Centrum Kultury Niezaleznej w Bydgoszczy.
Przepraszam, ze posilkuje sie prasa, ale sporo czytam, wiec jest to wrecz zrozumiale, ze latwiej jest mi korzystac z "gotowca" niz napisac cos samemu, bo czas wszak cenna rzecz.
Dodam tylko, ze ten CKN lezy przy trasie wylotowej na T-run, W-szawe.
Sam mam dosc mieszane odczucia, ale potrawe trzeba sprobowac przed ocenieniem.
Adres e-mail mozna wykorzystac w sprawie atakow na CKNy i skloty, jako informacje o innych, "podobnych" przedsiewzieciach!!!
Pozdrawiam,
Sniety! Oi!
....................
Slawomir Bobbe
s.bobbe@express.bydgoski.pl
Bedzie rewolucja w synagodze.
Inwestycje. Ogromne zmiany proponuje fundacja Yakiza - nowy wlasciciel zabytku w Fordonie.
Najbardziej zaniedbany bydgoski zabytek wreszcie znalazl wlasciciela z pomyslem na jego wykorzystanie.
Do 1988 roku synagoga sluzyla za kino. Potem budynek przechodzil z rak do rak, by w koncu trafic do Fundacji Ochrony Dziedzictwa Zydowskiego. Miasto nie chcialo przejac zabytku, gdyz nie ustalono, kto ma prawo wlasnosci do niego.
Synagoga niszczala, az popadla w kompletna ruine. Fundacja nie zajmowala sie synagoga. Priorytetem jest dla niej ochrona zydowskich cmentarzy. Poza tym w Bydgoszczy nie ma juz tylu Zydow, aby potrzebne bylo miejsce kultu.
Miasto da pieniadze.
- Fundacja pozbyla sie budynku, na ktory nie miala pomyslu. Zbieg okolicznosci sprawil, ze bydgoscy artysci skupieni wokol Fundacji Kultury Yakiza otrzymali oferte tej przejecia - mowi Jacek Puzianowski, prezes Yakizy. - Ludzie z Fundacji Ochrony Dziedzictwa Zydowskiego od poczatku nie kryli, ze nie mozemy liczyc na dotacje, tak jak nie kryli fatalnego stanu tej konstrukcji.

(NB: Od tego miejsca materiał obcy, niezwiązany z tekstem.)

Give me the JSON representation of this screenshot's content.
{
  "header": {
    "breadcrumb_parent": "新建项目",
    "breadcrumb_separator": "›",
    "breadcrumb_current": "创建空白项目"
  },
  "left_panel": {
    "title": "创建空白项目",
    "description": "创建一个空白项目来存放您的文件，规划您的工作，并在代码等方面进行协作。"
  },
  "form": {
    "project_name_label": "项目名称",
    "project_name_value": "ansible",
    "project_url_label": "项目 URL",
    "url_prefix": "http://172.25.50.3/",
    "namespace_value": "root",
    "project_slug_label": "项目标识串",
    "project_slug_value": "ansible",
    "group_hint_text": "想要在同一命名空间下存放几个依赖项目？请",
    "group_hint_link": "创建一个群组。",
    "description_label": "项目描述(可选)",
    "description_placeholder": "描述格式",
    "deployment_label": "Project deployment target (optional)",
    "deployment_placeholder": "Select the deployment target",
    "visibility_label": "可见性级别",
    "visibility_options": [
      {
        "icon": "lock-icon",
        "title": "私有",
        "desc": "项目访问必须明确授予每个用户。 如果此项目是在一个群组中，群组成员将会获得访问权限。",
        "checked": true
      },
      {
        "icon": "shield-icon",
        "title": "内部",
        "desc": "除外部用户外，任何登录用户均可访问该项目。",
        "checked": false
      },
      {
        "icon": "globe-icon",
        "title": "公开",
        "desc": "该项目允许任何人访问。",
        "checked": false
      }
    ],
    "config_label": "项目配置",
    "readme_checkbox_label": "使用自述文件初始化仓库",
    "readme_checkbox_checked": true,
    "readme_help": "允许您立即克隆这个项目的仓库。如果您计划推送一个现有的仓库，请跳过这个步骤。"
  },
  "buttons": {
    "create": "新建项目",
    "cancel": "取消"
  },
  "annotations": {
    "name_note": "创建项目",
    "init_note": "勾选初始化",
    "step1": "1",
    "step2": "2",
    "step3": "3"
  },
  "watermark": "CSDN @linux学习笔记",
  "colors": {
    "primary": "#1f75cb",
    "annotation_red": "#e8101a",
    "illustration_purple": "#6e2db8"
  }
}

- To najbardziej zrujnowany zabytek w Bydgoszczy. Ciesze sie ogromnie, ze ktos sie nim zainteresowal. Yakiza to malo znany, ale wiarygodny wlasciciel, wiazacy z byla synagoga konkretne plany - mowi Slawomir Marcysiak, miejski konserwator zabytkow.
- Chcialbym, aby uratowano orginalna wiezbe dachowa (konstrukcja dachu, najprawdopodobniej, jeszcze drewniana - dop. wlasne) oraz zachowano okna, ktorych otwory zamurowano. Miasto, jesli dostaniemy stosowne dokumenty, przekaze na ten cel odpowiednie pieniadze (koszt renowacji wiezby dachowej + okolooscieznic okiennych... to niewielka cena za tak zniszczony budynek, ale to zawsze cos - dop. wlasne).
Kultura na eksport.
- Chcemy stworzyc tutaj centrum niezaleznej kultury - mowi Jacek Puzianowski. - Nie podaje konkretow, gdyz jestesmy otwarci na wszelkie inicjatywy artystyczne i rozne nurty - muzyke, "okolice" teatru, plastyki, performance czy instalacji. Wszystko, co reprezentuje wysoki poziom artystyczny, znajdzie u nas miejsce. Bedzie to ogromna szansa dla tego srodowiska, ktore choc aktywne, nie moglo znalezc w Bydgoszczy miejsca dla swoich dzialan. Planujemy rowniez "eksport" tego, co stworzymy, do Europy i zapraszanie zagranicznych gosci.
Duzo zalezy jednak od pieniedzy. Liczymy na pomoc miasta, ale zapewniamy, ze nie chcemy byc "pasozytem". Poszukujemy funduszy z Unii Europejskiej,
Ministerstwa Kultury oraz sponsorow. Nie ukrywam, ze liczymy na pomoc Bydgoszczan. Jako organizacja pozytku publicznego kazdy moze
przekazac nam bowiem 1% ze swojego podatku.